Hílton Spiler, diretor de segurança veicular da AEA, concordou que é necessário ganhar escala para reduzir preços porque se trata de tecnologias que demandam bastante desenvolvimento e são muito intrusivas, envolvem atualização constante de hardwares e softwares: “Quando há utilização da mesma tecnologia em várias plataformas é um fator que pode ajudar, assim como se um mesmo equipamento for adotado por diversas montadoras. Isso seria capaz de reduzir o preço da tecnologia”.
Ajudaria, segundo Spiler, não só para trazer a um valor mais justo como, também, para reduzir o atraso do Brasil frente à Europa, mesmo com sistemas de ESP e ABS: “Acredito que estamos acelerando com sistema de detecção de visibilidade traseira ou de identificação de objetos na traseira dos veículos”.
Cardoso ponderou que a construção de agendas com parceiros demanda evolução contínua: “Pensamos muito na escala de hardware, mas o mundo conectado traz outros potenciais desenhos. Há série de elementos novos. Temos de abrir a cabeça. Talvez a construção de parcerias dependa da cocriação que existirá com players tradicionais do mercado, que são os competidores. Mas, para ter relevância no business, se tivéssemos todas as montadoras ou todos trabalhando em um mesmo desenho ou modelagem única aquilo se tornaria viável”.
Como ampliar os testes de segurança e incluir todos os modelos disponíveis no mercado?
Enquanto itens de segurança e conectividade não são massificados Alejandro Furas, do Latin NCAP, afirmou que o ideal seria que sua ONG testasse tudo o que está no mercado. No entanto, infelizmente, a entidade sem fins lucrativos conta com recursos limitados e pode pagar por poucos carros por ano. Mas, a fim de não limitar o trabalho, contou que são aceitas tanto doações como sugestões para testar mais veículos, sejam do governo ou de empresas privadas, a fim de não limitar informação aos consumidores.

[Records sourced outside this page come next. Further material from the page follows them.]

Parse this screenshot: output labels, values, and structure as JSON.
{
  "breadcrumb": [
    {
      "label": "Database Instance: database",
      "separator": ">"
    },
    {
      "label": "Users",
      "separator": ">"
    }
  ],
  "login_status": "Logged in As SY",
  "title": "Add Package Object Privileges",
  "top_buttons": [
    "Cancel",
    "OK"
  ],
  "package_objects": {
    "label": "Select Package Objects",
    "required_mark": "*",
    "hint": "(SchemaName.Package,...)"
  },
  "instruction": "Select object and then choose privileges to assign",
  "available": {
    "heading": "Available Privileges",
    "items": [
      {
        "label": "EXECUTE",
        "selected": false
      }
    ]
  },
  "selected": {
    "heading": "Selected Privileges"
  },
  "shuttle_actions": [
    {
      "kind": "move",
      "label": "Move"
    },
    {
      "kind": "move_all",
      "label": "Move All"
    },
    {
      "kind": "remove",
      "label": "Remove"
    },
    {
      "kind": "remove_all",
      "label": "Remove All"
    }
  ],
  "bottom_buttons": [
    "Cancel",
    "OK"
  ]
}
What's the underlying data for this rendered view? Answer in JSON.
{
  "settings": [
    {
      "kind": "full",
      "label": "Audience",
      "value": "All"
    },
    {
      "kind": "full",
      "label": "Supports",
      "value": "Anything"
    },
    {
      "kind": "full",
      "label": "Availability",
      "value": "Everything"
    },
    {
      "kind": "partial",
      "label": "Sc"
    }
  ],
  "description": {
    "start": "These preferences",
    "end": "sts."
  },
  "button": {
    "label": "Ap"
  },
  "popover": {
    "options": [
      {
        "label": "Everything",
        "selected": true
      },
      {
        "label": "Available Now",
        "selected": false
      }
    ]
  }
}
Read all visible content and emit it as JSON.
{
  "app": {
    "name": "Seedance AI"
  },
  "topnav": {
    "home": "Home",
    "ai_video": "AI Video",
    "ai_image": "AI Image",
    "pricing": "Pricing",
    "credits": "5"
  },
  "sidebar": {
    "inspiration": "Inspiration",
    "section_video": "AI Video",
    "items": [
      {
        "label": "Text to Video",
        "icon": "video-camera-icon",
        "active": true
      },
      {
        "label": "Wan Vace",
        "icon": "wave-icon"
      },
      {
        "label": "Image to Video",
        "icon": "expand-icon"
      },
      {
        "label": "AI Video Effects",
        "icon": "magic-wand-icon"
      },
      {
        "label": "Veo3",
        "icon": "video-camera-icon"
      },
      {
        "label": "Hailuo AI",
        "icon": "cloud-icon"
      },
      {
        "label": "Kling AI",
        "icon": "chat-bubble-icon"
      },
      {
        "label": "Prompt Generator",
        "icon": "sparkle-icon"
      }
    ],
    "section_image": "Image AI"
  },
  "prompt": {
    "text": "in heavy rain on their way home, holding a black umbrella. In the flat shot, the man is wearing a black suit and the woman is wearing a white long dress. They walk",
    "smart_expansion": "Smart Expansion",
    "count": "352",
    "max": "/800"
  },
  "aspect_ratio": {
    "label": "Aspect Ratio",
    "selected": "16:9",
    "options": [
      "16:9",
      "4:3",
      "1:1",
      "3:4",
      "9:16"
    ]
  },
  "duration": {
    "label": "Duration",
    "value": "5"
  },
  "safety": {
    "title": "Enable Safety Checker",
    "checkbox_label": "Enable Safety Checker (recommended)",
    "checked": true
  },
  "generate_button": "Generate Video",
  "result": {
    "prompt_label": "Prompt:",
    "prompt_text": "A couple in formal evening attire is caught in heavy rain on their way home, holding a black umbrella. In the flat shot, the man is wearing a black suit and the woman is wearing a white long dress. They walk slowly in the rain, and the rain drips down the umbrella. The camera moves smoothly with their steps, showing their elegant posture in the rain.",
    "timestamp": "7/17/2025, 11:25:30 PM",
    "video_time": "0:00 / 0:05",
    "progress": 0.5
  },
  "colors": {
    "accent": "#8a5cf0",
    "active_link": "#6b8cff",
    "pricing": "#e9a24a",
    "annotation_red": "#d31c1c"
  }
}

“Formas de mudar essa realidade são, por exemplo, que grandes frotistas exijam que seus carros sejam testados pelo Latin NCAP, ou que haja programa de etiquetagem obrigatória do governo, assim como ocorre em países da Europa, em que há acordo de cavalheiros para que todos os carros lançados passem antes pelo Euro NCAP.”
Ou, ainda, que o governo pudesse exigir que fossem testados carros que possuem maior popularidade, uma vez que o critério da Latin NCAP é sempre testar a versão mais básica. E isso em toda a América Latina.
Sobre a possibilidade de as montadoras retirarem itens de segurança avançados a fim de baratearem os veículos e ofertarem novos carros Furas disse não concordar com o fato de que um carro de entrada tenha de ser menos seguro: “A configuração do carro é uma decisão comercial da montadora. Se ela decidir tirar itens de segurança para baratear o carro precisa voltar a testá-lo. A segurança e a saúde dos brasileiros não é algo negociável. A montadora terá que economizar em outras áreas”.